DENVER — A coyote hunter who shot a protected gray wolf near Beaver last year will not face criminal charges.

The hunter shot and killed the wolf near the south end of the Beaver Mountains, a few miles outside of Beaver, and contacted the Division of Wildlife Resources as soon as he realized the animal he killed could have been a wolf.

An investigation by the U.S. Fish and Wildlife Service, the Utah Division of Wildlife Resources and the U.S. Department of Justice determined the man was legally hunting coyotes near Beaver on Dec. 28, 2014, when he mistook a collared female gray wolf for a coyote, according to a press statement released by Fish and Wildlife.

The Endangered Species Act has criminal penalties for “any person who knowingly violates any provision …” of the Act.

Authorities determined the incident resulted from misidentification rather than the intentional killing of a protected species.
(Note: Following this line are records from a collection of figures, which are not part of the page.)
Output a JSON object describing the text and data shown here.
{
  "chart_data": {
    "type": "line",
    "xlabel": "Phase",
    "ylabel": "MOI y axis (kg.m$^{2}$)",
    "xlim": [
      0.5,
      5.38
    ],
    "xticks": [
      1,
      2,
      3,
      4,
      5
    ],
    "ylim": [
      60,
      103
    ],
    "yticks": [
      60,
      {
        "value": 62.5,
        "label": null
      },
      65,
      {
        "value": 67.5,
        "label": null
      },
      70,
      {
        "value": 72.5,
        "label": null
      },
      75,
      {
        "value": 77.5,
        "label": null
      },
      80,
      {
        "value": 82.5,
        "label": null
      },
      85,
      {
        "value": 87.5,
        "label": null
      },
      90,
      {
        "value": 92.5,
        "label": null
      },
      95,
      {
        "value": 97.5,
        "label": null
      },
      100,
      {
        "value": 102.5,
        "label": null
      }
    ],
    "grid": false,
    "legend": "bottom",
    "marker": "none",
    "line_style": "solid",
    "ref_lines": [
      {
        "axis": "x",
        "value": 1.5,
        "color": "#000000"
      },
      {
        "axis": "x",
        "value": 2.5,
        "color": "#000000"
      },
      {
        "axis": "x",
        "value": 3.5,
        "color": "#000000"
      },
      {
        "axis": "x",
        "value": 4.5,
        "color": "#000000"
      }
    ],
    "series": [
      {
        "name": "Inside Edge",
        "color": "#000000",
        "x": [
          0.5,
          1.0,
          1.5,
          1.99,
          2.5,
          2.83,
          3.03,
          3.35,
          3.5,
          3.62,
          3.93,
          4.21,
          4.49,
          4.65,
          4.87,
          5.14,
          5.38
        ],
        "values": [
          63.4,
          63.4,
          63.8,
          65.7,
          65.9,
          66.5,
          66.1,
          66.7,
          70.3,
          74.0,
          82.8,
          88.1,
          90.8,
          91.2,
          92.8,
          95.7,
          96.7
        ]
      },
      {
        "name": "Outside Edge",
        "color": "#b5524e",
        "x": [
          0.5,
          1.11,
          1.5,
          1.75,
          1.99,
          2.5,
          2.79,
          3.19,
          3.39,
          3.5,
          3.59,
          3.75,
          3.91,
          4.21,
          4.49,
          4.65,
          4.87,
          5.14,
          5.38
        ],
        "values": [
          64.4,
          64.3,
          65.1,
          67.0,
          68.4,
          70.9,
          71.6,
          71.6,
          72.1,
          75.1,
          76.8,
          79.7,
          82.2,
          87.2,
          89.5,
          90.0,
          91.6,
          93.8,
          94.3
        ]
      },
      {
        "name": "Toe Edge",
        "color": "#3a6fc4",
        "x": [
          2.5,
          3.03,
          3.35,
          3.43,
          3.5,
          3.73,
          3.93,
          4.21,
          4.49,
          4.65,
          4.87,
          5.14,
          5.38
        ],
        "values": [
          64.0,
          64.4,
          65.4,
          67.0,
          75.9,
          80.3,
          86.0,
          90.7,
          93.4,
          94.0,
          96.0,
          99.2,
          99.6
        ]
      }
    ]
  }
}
The law allows for authorities to use discretion in cases where a protected species is misidentified during otherwise lawful activity, the statement said.

“The hunter reported his mistake immediately,” Steve Oberholtzer, Fish and Wildlife mountain-prairie region’s special agent in charge of law enforcement, said. “This is a good reminder to all hunters to make sure they identify their target before pulling the trigger.”
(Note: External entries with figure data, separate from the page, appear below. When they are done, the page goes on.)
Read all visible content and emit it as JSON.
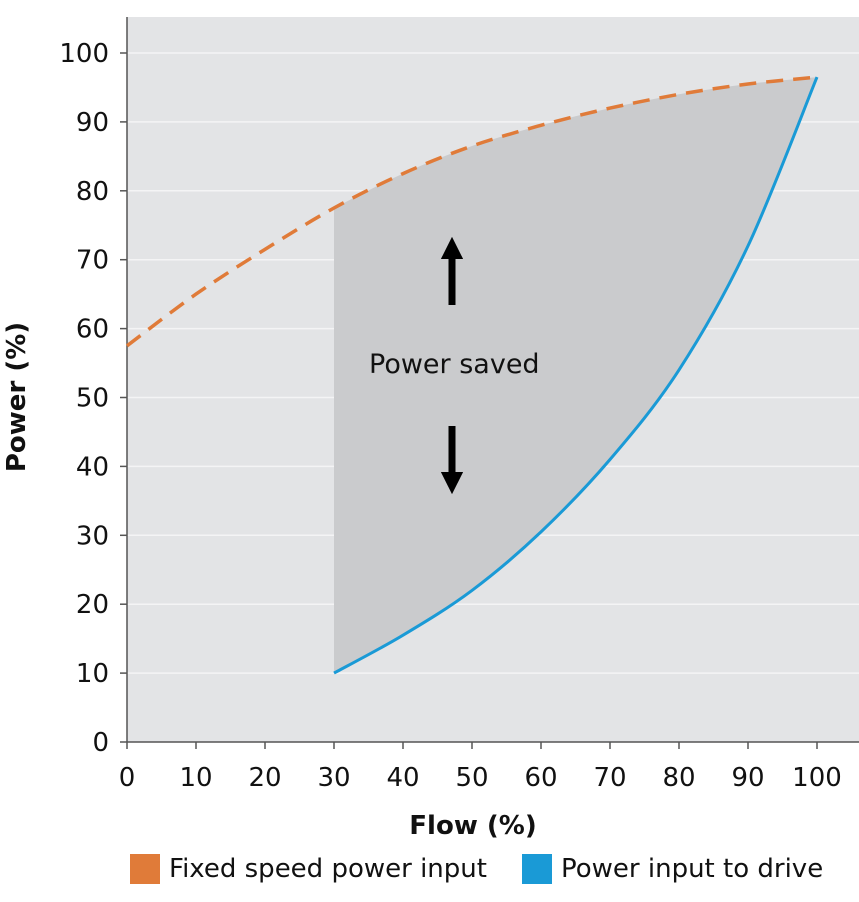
{
  "chart_data": {
    "type": "line",
    "xlabel": "Flow (%)",
    "ylabel": "Power (%)",
    "xlim": [
      0,
      100
    ],
    "ylim": [
      0,
      100
    ],
    "x_ticks": [
      0,
      10,
      20,
      30,
      40,
      50,
      60,
      70,
      80,
      90,
      100
    ],
    "y_ticks": [
      0,
      10,
      20,
      30,
      40,
      50,
      60,
      70,
      80,
      90,
      100
    ],
    "grid": true,
    "legend_position": "bottom",
    "series": [
      {
        "name": "Fixed speed power input",
        "color": "#e07b39",
        "style": "dashed",
        "x": [
          0,
          10,
          20,
          30,
          40,
          50,
          60,
          70,
          80,
          90,
          100
        ],
        "y": [
          57.5,
          65,
          71.5,
          77.5,
          82.5,
          86.5,
          89.5,
          92,
          94,
          95.5,
          96.5
        ]
      },
      {
        "name": "Power input to drive",
        "color": "#1a9ad6",
        "style": "solid",
        "x": [
          30,
          40,
          50,
          60,
          70,
          80,
          90,
          100
        ],
        "y": [
          10,
          15.5,
          22,
          30.5,
          41,
          54,
          72,
          96.5
        ]
      }
    ],
    "annotations": [
      {
        "text": "Power saved",
        "x": 47,
        "y": 55
      }
    ],
    "shaded_region": {
      "between_series": [
        0,
        1
      ],
      "x_from": 30,
      "x_to": 100,
      "color": "#cacbcd"
    }
  }
}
The female wolf, known to researchers as 914F, had previously been seen by members of the public near the Grand Canyon earlier in 2014.

Geneticists from the University of Idaho Laboratory for Ecological, Evolutionary and Conservation Genetics compared the DNA from the collared female with DNA left behind by the wolf spotted near the Grand Canyon. They concluded the female was 914F, which was collared January 8, 2014 near Cody, Wyoming.

Most wolves typically leave the pack they were born in by age 3 and seek out a mate to start a new pack or join another existing pack.

These dispersing wolves have been sighted over 500 miles away in neighboring states in the Northern Rockies, the West Coast and the western Great Lakes regions.

One GPS-collared wolf traveled a total of almost 3,000 miles in the seven months prior to being killed by a banned poison in Rio Blanco County, Colorado in 2009, a distance of roughly 400 miles from her original pack.